DDR5-Arbeitsspeicher: Micron bringt RAM mit 24 und 48 GByte Kapazität für Heim-PCs
Die DDR5-RAM-Riegel machen Dual-Channel-Konfigurationen von 48 oder 96 GByte Kapazität möglich. XMP 3.0 und AMD Expo werden unterstützt.
Der Halbleiterhersteller Micron bringt unter der Marke Crucial zwei neue RAM-Speichermodule auf den Markt. Es handelt sich dabei um eine der ersten DDR5-Module mit 24 und 48 GByte Kapazität, die sich auch an Endkunden richten. Das berichtet das japanische Magazin Mynavi (via Tom's Hardware).

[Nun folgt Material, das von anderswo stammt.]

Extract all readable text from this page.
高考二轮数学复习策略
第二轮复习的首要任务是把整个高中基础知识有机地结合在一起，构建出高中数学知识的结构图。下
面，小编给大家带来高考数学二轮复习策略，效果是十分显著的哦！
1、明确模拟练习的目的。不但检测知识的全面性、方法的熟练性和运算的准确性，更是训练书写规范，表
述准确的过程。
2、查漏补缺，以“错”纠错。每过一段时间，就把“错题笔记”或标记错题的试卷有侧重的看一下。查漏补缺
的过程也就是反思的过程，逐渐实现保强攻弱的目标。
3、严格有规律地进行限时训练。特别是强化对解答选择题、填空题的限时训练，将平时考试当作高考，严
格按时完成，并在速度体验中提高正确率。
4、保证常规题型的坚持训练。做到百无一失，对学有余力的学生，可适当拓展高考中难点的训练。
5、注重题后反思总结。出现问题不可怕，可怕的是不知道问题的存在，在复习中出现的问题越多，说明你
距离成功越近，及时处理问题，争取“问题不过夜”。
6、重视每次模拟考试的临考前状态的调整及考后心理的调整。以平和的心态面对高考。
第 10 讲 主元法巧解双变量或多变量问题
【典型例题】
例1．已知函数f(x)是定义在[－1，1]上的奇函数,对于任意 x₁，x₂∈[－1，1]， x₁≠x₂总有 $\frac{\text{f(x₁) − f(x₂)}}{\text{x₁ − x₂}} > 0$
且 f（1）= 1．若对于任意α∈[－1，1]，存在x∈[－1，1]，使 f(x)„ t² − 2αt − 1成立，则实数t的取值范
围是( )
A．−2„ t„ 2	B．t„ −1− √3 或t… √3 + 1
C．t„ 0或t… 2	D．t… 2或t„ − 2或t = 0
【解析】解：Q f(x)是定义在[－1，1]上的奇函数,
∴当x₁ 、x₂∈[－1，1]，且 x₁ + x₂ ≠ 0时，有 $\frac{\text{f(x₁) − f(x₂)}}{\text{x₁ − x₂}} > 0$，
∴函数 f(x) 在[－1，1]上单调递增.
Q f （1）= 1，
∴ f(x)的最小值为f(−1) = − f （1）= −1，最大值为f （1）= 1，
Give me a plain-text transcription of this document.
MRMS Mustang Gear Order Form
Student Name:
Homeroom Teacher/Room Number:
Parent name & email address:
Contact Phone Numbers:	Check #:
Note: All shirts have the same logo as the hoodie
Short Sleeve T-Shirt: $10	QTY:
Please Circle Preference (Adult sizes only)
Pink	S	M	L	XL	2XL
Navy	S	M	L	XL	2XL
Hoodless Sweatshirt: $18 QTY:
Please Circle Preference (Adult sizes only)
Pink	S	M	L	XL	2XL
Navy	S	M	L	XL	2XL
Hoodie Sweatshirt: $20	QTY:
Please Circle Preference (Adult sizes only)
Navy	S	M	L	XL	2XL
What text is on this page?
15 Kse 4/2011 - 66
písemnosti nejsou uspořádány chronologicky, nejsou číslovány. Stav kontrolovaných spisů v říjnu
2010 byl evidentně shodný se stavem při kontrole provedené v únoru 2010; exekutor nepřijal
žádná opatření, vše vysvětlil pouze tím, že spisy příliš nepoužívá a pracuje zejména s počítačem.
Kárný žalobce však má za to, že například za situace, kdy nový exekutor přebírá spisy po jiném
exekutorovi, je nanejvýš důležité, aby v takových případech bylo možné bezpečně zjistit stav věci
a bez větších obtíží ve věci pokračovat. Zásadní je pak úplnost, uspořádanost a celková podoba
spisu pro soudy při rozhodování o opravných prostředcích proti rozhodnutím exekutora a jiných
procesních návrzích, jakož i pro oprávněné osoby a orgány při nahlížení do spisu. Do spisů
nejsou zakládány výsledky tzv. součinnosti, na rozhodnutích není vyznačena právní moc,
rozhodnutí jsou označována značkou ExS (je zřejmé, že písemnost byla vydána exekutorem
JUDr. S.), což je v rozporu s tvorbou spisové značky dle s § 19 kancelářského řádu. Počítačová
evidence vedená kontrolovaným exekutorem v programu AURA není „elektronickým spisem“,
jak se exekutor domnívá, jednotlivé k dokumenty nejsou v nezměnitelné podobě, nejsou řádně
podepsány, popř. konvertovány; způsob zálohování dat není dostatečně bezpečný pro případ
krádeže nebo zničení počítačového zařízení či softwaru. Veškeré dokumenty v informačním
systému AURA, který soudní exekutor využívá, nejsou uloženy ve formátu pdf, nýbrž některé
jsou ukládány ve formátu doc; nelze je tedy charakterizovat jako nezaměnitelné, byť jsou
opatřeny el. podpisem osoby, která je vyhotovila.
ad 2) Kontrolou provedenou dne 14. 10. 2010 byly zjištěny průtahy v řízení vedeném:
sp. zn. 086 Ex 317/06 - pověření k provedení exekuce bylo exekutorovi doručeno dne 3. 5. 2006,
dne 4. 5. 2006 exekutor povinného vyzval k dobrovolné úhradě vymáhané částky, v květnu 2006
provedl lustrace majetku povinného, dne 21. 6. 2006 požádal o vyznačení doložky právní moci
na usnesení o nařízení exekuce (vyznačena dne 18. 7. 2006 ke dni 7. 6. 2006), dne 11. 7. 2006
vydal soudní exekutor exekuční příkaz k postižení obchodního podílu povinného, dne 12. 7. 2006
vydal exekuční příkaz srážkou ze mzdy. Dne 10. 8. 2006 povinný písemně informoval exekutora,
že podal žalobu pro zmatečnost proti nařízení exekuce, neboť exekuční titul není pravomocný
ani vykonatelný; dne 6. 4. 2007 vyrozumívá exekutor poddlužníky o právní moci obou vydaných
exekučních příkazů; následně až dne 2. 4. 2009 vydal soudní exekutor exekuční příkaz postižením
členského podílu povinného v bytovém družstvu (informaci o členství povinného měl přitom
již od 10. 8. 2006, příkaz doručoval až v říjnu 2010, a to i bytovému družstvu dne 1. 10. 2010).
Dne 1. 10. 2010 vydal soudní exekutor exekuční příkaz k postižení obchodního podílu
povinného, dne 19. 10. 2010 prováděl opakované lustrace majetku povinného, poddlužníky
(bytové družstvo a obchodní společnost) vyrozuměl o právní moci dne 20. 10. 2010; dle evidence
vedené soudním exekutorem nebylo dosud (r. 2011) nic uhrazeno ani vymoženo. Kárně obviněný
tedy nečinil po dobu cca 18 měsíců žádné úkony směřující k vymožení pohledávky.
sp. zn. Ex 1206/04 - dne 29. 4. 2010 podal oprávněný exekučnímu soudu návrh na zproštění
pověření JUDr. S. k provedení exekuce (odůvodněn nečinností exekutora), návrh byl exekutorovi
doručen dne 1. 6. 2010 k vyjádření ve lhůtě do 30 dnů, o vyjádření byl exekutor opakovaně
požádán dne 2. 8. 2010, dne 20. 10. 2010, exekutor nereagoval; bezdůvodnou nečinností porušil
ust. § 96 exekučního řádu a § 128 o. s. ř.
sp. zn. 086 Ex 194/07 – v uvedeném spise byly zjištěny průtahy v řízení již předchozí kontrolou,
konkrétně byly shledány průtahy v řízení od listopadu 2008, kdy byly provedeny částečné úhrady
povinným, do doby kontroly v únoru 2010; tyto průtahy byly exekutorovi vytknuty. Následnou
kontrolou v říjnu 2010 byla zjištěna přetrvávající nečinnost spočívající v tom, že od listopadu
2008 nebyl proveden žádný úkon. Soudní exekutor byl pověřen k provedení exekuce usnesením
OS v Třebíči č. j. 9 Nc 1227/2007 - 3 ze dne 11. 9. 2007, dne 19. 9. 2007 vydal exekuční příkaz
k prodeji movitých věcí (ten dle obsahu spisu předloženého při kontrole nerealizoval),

Die Module unterstützen die bekannten Profile XMP 3.0 von Intel und Expo von AMD, die unter anderem für unterschiedliche Taktraten und Overclocking genutzt werden können. Intel-CPUs der zwölften Generation Alder Lake und der dreizehnten Generation Raptor-Lake und AMD Ryzen 7000 (Raphael) unterstützen die besagten Profile nativ, dies sind auch die Consumer-CPUs, die überhaupt für DDR5 ausgelegt sind.
DDR5-5200 und DDR5-5600
Microns ungepufferte (Non-ECC) RAM-Module sollten in handelsübliche DDR5-Sockel passen, solange das Mainboard etwa DDR5-5200 oder DDR5-5600 unterstützt. Mit CL64-Timings und einer Spannung von 1,1 Volt bewegen sich die Riegel in einem normalen Bereich. Interessant sind vor allem die Kapazitäten.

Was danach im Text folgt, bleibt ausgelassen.